The Activists and Bureaucrats (Part III)

This is an ongoing story. Click here for Part 1 and here for Part 2.

Eugene’s Ad Hoc Committee on Police Policy met for the third time on Oct. 27 and finally began to make some progress toward policy recommendations for the city’s police department.

The committee–now formally abbreviated by the city as AHCPP–was off for three weeks as its members studied the various documents and policies regarding policing and oversight in the city, as well as the police union’s contract. Facilitators also put together a so-called “prioritization exercise” to help focus the committee members’ concerns on a handful of issues within the broader context of policing.

According to documents released by the city, committee members decided that the AHCPP’s top five priorities will be:

  • Limiting the use of force by EPD officers
  • Reforming the hiring and training practices of the EPD
  • Increasing community oversight
  • Expanding existing body camera policy
  • Implementing independent investigation and prosecution of police misconduct
A table showing the responses of members of the AHCPP regarding which specific EPD policies they would most like to address during the committee’s remaining time. 19 of the 30 members of the committee responded to the prioritization survey, though the responses were kept anonymous. (Screencap taken from city documents.)

These priorities were not independently determined by the members of the committee and, despite calls by some activists on the AHCPP, there was never an option for the committee to recommend defunding or abolishing the department. Instead, their options were derived from a broader list of policy platforms contained within Campaign Zero and former President Barack Obama’s Task Force on 21st Century Policing

But Campaign Zero–a data-driven project launched by activists DeRay McKesson, Johnetta Elzie, Samuel Sinyangwe, and Brittney Packnett following the 2014 uprising in Ferguson, MO–has already amended its recommendations on body cameras and bias trainings after research found that they were rarely effective in preventing police violence and brutality. Campaign Zero is also the force behind the “8 Can’t Wait” initiative, a campaign to reform police use of force guidelines that was quickly panned by researchers and activists.

“While minimizing harm is well-intentioned, movements like this inevitably breed complacency,” Olivia Murray wrote earlier this year in the Harvard Civil Rights-Civil Liberties Law Review. “Police reform campaigns like 8 Can’t Wait offer a much easier—albeit less effective—alternative to the radical change proposed by police abolitionists.”

Campaign Zero took many of its recommendations from the final report released by the 21st Century Policing task force, an 11-member panel of community activists, high-ranking police officials, and academics also formed in the wake of the Ferguson Uprising.

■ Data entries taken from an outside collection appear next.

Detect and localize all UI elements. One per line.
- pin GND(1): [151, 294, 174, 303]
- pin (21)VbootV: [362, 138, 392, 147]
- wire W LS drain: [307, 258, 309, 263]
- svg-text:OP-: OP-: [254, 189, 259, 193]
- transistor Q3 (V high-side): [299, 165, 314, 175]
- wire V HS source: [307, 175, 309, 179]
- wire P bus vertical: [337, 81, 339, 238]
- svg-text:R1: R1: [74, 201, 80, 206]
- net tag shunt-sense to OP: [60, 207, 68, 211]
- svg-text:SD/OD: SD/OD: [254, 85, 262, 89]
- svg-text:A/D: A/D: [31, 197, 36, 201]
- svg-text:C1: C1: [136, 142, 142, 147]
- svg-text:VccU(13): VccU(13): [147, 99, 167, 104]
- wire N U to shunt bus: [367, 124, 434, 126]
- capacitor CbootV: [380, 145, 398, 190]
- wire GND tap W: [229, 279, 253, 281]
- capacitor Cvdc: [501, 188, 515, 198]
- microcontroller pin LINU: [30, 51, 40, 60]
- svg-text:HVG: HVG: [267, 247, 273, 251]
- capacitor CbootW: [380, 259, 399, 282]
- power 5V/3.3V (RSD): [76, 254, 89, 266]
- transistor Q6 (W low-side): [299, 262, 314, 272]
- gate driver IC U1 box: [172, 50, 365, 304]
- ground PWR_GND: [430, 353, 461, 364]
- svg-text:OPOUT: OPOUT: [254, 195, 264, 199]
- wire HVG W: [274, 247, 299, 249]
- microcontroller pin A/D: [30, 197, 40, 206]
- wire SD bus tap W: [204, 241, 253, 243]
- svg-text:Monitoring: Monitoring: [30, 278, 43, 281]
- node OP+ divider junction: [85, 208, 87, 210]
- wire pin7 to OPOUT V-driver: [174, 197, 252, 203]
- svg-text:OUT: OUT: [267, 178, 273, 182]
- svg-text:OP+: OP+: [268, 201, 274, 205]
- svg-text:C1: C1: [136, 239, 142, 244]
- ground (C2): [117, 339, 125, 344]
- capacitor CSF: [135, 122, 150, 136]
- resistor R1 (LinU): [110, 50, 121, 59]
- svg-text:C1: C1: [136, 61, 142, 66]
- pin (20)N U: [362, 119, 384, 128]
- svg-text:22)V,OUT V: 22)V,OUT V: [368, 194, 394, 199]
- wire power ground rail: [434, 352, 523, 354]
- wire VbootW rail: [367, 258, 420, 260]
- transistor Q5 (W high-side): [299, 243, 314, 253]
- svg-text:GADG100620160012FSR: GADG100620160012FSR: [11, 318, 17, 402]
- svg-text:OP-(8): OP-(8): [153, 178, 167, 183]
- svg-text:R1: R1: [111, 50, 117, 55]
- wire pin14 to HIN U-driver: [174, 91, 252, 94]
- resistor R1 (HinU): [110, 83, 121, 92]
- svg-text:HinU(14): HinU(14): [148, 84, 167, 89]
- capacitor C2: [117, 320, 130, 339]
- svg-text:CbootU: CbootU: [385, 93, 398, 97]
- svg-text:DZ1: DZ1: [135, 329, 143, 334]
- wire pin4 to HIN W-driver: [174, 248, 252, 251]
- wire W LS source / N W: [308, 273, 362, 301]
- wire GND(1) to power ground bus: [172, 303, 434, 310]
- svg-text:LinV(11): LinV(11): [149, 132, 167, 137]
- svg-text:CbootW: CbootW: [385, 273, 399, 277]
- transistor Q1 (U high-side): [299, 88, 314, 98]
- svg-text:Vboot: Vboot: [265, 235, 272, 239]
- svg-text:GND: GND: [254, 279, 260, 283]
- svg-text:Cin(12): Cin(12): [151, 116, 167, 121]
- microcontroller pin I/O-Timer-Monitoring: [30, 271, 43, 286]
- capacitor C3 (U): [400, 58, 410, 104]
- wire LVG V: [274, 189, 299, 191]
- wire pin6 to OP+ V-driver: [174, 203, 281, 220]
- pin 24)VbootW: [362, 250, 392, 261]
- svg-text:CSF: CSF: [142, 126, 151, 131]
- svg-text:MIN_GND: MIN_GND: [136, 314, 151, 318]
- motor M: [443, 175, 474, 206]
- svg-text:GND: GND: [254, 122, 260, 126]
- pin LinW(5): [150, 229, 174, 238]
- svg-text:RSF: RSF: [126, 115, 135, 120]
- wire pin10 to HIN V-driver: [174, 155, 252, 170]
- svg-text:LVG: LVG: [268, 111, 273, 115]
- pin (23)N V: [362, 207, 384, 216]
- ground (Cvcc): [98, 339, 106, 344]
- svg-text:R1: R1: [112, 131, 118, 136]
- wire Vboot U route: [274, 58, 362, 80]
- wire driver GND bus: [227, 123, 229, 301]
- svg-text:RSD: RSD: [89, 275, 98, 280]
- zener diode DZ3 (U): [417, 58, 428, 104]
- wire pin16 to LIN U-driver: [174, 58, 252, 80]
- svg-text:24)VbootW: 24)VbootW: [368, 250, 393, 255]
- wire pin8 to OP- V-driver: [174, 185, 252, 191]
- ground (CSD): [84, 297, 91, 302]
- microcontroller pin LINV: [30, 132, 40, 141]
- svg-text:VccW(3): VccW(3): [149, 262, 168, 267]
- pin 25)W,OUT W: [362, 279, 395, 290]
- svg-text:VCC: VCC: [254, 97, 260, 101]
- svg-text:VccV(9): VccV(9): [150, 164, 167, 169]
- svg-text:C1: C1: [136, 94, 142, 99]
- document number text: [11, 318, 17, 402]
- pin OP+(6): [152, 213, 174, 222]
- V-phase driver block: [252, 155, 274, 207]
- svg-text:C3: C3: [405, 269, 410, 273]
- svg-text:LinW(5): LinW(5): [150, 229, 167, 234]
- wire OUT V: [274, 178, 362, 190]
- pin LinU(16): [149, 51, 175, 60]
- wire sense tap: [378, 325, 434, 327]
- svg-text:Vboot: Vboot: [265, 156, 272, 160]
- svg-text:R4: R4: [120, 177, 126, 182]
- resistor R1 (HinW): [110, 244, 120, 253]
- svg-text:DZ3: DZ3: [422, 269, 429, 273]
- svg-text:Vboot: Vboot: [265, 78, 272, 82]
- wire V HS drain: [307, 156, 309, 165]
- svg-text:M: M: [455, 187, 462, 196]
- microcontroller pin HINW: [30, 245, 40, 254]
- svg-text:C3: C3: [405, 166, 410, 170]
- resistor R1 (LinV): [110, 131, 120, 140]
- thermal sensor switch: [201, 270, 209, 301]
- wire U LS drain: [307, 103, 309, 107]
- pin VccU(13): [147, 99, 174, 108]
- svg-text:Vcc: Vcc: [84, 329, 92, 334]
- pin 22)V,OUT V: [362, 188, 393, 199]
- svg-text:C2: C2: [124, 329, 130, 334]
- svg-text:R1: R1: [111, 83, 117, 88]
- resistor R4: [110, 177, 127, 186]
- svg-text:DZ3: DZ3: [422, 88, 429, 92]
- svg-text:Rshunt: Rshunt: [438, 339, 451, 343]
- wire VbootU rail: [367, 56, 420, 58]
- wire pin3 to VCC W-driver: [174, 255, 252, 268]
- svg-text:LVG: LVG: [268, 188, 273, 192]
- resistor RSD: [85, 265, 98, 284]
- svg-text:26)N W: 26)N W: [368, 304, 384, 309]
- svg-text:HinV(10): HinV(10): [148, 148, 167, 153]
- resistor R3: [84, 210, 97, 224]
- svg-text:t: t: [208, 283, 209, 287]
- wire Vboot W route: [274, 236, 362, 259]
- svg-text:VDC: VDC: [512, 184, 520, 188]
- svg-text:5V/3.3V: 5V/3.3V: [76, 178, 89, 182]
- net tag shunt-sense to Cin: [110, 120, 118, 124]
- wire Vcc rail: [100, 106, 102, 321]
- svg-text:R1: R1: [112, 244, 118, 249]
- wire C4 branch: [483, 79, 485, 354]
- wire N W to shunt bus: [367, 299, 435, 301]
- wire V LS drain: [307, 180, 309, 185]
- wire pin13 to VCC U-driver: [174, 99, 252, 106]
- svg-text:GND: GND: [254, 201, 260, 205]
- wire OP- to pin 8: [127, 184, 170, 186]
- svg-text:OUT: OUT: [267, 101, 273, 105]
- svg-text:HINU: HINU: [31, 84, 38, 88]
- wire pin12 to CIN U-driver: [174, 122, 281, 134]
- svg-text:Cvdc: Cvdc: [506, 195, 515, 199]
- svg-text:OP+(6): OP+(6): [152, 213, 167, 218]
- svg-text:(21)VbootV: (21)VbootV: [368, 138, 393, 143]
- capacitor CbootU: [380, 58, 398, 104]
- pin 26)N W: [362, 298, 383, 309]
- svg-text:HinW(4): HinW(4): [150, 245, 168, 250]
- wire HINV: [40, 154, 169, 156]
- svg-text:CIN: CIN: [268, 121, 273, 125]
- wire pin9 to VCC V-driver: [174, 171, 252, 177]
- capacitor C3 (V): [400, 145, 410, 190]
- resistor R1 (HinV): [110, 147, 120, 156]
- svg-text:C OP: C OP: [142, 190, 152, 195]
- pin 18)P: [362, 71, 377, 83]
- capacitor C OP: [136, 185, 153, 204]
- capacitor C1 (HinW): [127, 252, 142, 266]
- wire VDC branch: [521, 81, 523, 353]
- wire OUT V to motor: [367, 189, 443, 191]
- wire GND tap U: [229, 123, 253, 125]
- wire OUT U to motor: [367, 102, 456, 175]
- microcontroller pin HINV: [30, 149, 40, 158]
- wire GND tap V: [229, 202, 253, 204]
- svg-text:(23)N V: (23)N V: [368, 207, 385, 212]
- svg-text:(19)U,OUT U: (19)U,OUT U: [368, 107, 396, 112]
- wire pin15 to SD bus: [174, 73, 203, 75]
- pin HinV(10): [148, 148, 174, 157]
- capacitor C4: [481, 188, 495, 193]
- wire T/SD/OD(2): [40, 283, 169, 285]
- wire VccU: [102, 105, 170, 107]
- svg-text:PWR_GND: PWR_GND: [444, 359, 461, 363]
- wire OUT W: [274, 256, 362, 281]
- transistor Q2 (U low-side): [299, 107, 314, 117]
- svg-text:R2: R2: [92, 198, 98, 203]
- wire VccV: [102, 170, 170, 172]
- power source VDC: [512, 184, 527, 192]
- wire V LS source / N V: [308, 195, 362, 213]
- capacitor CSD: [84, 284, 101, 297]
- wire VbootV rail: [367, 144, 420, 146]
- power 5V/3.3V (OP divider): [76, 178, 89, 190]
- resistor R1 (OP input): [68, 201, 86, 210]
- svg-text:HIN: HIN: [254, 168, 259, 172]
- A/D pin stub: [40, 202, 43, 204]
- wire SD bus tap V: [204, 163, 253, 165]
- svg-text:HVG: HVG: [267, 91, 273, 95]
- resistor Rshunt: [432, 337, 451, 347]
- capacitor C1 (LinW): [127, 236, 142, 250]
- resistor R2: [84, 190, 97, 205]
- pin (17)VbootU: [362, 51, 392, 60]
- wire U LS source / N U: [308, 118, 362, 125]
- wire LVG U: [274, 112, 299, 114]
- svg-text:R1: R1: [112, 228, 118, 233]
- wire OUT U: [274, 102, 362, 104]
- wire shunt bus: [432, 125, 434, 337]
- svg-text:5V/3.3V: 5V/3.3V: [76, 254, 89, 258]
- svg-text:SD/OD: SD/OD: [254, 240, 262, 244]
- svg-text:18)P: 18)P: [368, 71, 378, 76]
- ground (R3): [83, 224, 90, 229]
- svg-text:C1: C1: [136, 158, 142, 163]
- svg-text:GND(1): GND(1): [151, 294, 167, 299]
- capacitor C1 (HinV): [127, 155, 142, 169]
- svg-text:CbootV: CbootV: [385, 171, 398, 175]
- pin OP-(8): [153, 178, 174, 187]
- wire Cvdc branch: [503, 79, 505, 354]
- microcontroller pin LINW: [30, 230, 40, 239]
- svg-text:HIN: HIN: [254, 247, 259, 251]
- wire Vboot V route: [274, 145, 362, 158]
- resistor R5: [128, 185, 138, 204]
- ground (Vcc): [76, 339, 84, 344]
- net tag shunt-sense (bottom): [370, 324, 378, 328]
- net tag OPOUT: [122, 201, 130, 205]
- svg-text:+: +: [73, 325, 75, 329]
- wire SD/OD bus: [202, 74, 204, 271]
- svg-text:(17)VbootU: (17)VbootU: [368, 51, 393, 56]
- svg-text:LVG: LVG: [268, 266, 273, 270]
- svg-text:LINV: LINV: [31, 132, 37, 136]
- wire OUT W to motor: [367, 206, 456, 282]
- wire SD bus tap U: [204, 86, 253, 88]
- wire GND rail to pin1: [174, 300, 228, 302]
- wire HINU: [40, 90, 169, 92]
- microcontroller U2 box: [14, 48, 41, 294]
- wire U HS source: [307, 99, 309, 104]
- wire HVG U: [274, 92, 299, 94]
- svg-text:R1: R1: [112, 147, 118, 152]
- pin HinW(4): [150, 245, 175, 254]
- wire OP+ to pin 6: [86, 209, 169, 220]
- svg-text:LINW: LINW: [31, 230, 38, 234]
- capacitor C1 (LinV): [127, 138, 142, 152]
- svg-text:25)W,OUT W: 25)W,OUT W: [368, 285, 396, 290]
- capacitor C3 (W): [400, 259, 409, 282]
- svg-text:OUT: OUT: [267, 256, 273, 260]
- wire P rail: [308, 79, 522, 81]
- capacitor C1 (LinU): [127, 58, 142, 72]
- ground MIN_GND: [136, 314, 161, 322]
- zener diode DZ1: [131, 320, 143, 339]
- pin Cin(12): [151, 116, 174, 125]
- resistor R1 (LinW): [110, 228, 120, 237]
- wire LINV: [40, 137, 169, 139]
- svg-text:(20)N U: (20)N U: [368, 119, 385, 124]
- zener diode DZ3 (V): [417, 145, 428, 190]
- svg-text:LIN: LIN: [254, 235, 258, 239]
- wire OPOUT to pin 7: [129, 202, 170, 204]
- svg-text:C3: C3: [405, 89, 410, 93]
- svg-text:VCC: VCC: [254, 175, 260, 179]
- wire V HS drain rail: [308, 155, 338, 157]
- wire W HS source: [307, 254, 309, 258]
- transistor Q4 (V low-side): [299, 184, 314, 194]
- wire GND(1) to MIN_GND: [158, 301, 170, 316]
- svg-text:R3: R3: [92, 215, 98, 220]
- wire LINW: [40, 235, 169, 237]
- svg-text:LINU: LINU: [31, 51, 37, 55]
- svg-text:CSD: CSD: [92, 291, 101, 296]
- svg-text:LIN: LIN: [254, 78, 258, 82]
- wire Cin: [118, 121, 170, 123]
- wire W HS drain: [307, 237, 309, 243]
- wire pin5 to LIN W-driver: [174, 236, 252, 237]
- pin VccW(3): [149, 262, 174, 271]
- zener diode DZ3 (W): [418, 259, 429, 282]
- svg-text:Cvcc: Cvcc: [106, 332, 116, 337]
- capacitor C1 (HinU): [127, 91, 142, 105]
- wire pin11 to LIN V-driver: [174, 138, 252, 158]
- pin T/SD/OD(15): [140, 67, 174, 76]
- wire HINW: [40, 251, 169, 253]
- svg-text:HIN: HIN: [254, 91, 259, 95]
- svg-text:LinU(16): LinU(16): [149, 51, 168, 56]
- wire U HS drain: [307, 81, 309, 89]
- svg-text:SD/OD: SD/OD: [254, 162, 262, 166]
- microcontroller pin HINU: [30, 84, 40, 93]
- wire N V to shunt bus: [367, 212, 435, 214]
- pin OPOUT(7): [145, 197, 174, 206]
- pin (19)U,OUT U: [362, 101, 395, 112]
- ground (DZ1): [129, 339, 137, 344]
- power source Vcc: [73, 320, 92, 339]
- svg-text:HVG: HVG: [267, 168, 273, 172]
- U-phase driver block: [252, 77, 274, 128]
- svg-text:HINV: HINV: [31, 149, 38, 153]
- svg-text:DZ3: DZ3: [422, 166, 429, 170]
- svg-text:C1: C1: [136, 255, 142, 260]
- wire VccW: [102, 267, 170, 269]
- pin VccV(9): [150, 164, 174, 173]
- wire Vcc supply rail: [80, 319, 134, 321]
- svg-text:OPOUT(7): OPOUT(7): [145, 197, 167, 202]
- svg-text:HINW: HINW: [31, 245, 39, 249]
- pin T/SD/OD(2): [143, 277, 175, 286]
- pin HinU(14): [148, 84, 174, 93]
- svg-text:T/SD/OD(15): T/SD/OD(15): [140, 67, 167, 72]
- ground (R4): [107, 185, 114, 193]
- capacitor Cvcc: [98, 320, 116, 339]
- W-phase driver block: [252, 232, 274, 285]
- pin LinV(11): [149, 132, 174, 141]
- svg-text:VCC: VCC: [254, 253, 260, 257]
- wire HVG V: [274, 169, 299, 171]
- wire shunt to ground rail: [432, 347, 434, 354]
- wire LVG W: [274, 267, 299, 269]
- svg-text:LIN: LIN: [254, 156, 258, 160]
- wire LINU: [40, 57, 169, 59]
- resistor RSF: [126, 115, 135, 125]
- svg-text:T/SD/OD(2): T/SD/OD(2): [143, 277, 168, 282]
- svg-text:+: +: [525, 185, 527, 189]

The report was praised and touted by local, state, and federal law enforcement officials upon its release in 2015, but has not yet been widely implemented or seen its guidelines closely followed. EPD Chief Chris Skinner is a big fan of the so-called pillars of 21st century policing, rarely missing an opportunity to mention the phrase in interviews

In short, this attempt at meaningful police reform in Eugene is following playbooks that have yet to produce meaningful reform. 

But the AHCPP is still far from making any recommendations to the Eugene City Council. In the month since it was convened for the first time, the biggest step the AHCPP has taken is creating a set of subcommittees to tackle their freshly prioritized issues. 

This has led some committee members to worry that they’ll need more time and testimony to do their work.

On Oct. 20, the Eugene Human Rights Commission passed a motion calling on the City Council to extend the AHCPP’s allotted time by three months. And the materials for the committee’s Oct. 27 meeting included a letter from Eugene/Springfield NAACP chapter President Ibrahim Coulibaly urging the AHCPP to consider testimony from citizens who have suffered at the hands of EPD officers.

“We find the voices of citizens to be a crucial factor in determining how to present changes in these procedures,” Coulibaly wrote. “We feel equally strongly that the citizen complainants be allowed to present their stories to each oversight committee in order to achieve more accurate results.”

This is the third of a ten-part series on the City of Eugene’s Police Policy Ad Hoc Council Committee. Double Sided Media will continue to cover the committee’s discussions throughout the fall and winter, concluding with an analysis of any and all recommendations made by the committee to the City Council. The committee’s next meeting is scheduled for November 10, 2020.